In this exercise, you will solve a binary classification problem solved using logistic regression. The dataset consists of 60 features corresponding to sonar measurements, with a binary label that indicates whether the sample is a rock (0) or a mine (1).

In [5]:
def sigmoid(x):
    return 1/(1 + np.exp(-x))

In [6]:
data = np.loadtxt("data/logistic_regression/sonar.csv", delimiter = ",")
X = data[:, :-1]
y = data[:, -1]

In [7]:
# shuffling of the dataset
np.random.shuffle(data)
num_features = X.shape[1]
X_shuffled = data[:,:num_features]
y_shuffled = data[:,num_features]

1. Standardize the shuffled dataset according to the mean and the standard deviation over the samples. Split the dataset into training (80%) and test (20%) sets.

2. Use the _LogisticRegression_ class from the example (toy dataset) to build and train a model. Adjust the number of epochs and learning rate. Plot the cost vs epochs.

3. Evaluate the misclassifications (number of wrong classifications) over the training and the test sets. Compute the accuracy (number of correct classifications/number of samples) over the training and the test sets.

## Microchips dataset

In this exercise, you will implement regularized logistic regression to predict whether microchips from a fabrication plant passes quality assurance. Suppose that you have the test results for some microchips on two tests. From these two tests, you would like to determine whether the microchips should be accepted or rejected. To help you make the decision, you have a dataset of test results on past microchips, from which you can build a logistic regression model.

In [8]:
# Load the dataset
data = np.loadtxt("data/logistic_regression/microchip.txt", delimiter = ",")
X = data[:, :-1]
y = data[:, -1]

In [9]:
# Auxiliary functions
def sigmoid(x):
    return 1/(1 + np.exp(-x))

def mapFeature(X1, X2):
    degree = 6
    out = np.ones((len(X1),1))
    for i in range(1,degree+1):
        for j in range(0,i+1):
            prod = (X1**(i-j))*(X2**j)
            out = np.append(out, prod.reshape(-1,1), axis=1)
    return out

def plotDecisionBoundary(model):
    x1s = np.linspace(-1.,1.,50)
    x2s = np.linspace(-1.,1.,50)
    xs, ys = np.meshgrid(x1s, x2s, indexing='ij')
    zs = np.zeros((len(x1s),len(x2s)))
    Xs_ = np.zeros((len(x1s), len(x2s), 28))
    for i in range(len(xs)):
        Xs_[i,:,:] = mapFeature(xs[i,:], ys[i,:])
        zs[i,:] = (Xs_[i,:,:] @ model.weights).ravel()

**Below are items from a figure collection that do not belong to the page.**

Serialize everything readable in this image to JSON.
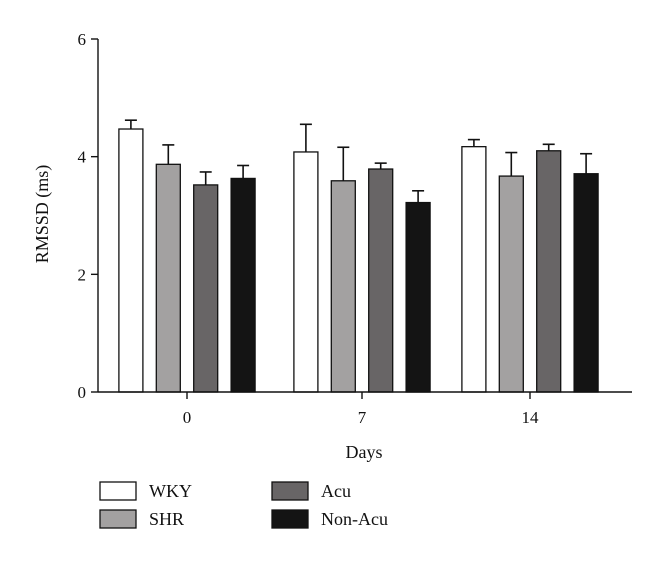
{
  "chart_data": {
    "type": "bar",
    "title": "",
    "xlabel": "Days",
    "ylabel": "RMSSD (ms)",
    "ylim": [
      0,
      6
    ],
    "yticks": [
      "0",
      "2",
      "4",
      "6"
    ],
    "categories": [
      "0",
      "7",
      "14"
    ],
    "error_bars": "upper",
    "grid": false,
    "legend_position": "bottom",
    "series": [
      {
        "name": "WKY",
        "values": [
          4.47,
          4.08,
          4.17
        ],
        "errors": [
          0.15,
          0.47,
          0.12
        ],
        "color": "#ffffff"
      },
      {
        "name": "SHR",
        "values": [
          3.87,
          3.59,
          3.67
        ],
        "errors": [
          0.33,
          0.57,
          0.4
        ],
        "color": "#a3a1a1"
      },
      {
        "name": "Acu",
        "values": [
          3.52,
          3.79,
          4.1
        ],
        "errors": [
          0.22,
          0.1,
          0.11
        ],
        "color": "#686566"
      },
      {
        "name": "Non-Acu",
        "values": [
          3.63,
          3.22,
          3.71
        ],
        "errors": [
          0.22,
          0.2,
          0.34
        ],
        "color": "#141414"
      }
    ]
  }
}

    plt.contour(xs, ys, zs, [0.])
    plt.scatter(X[:,0], X[:,1], c=y)
    plt.show()

In [10]:
# Extend the features of the dataset up to sixth powers
X_ = mapFeature(X[:,0], X[:,1])
num_features = X_.shape[1]

# Split the dataset (0.8-0.1-0.1)
X_train = X_[:94,:]
y_train = y[:94]
X_val = X_[94:106,:]
y_val = y[94:106]
X_test = X_[106:,:]
y_test = y[106:]

y_train = y_train.reshape(-1,1)
y_val = y_val.reshape(-1,1)
y_test = y_test.reshape(-1,1)

1. Plot the dataset.

2. Implement the _LogisticRegression_ class with Tikhonov regularization. Add a method called `accuracy` that computes the prediction accuracy on a given dataset.

3. Train a Logistic Regression model on the training set for 10000 epochs with `reg_param = 0.` and `learning_rate = 10.` and evaluate its accuracy on the training, validation and test sets.

4. Plot the cost (training) vs epochs and the decision boundary (use the auxiliary function defined above).

5. Perform a grid search to find the "best" regularization parameter in the interval (0.,2.), while keeping fixed the learning rate and the number of epochs. Re-train the model using the best value and the training+validation set.

6. Plot the decision boundary of the fitted model and evaluate the accuracy on the test set.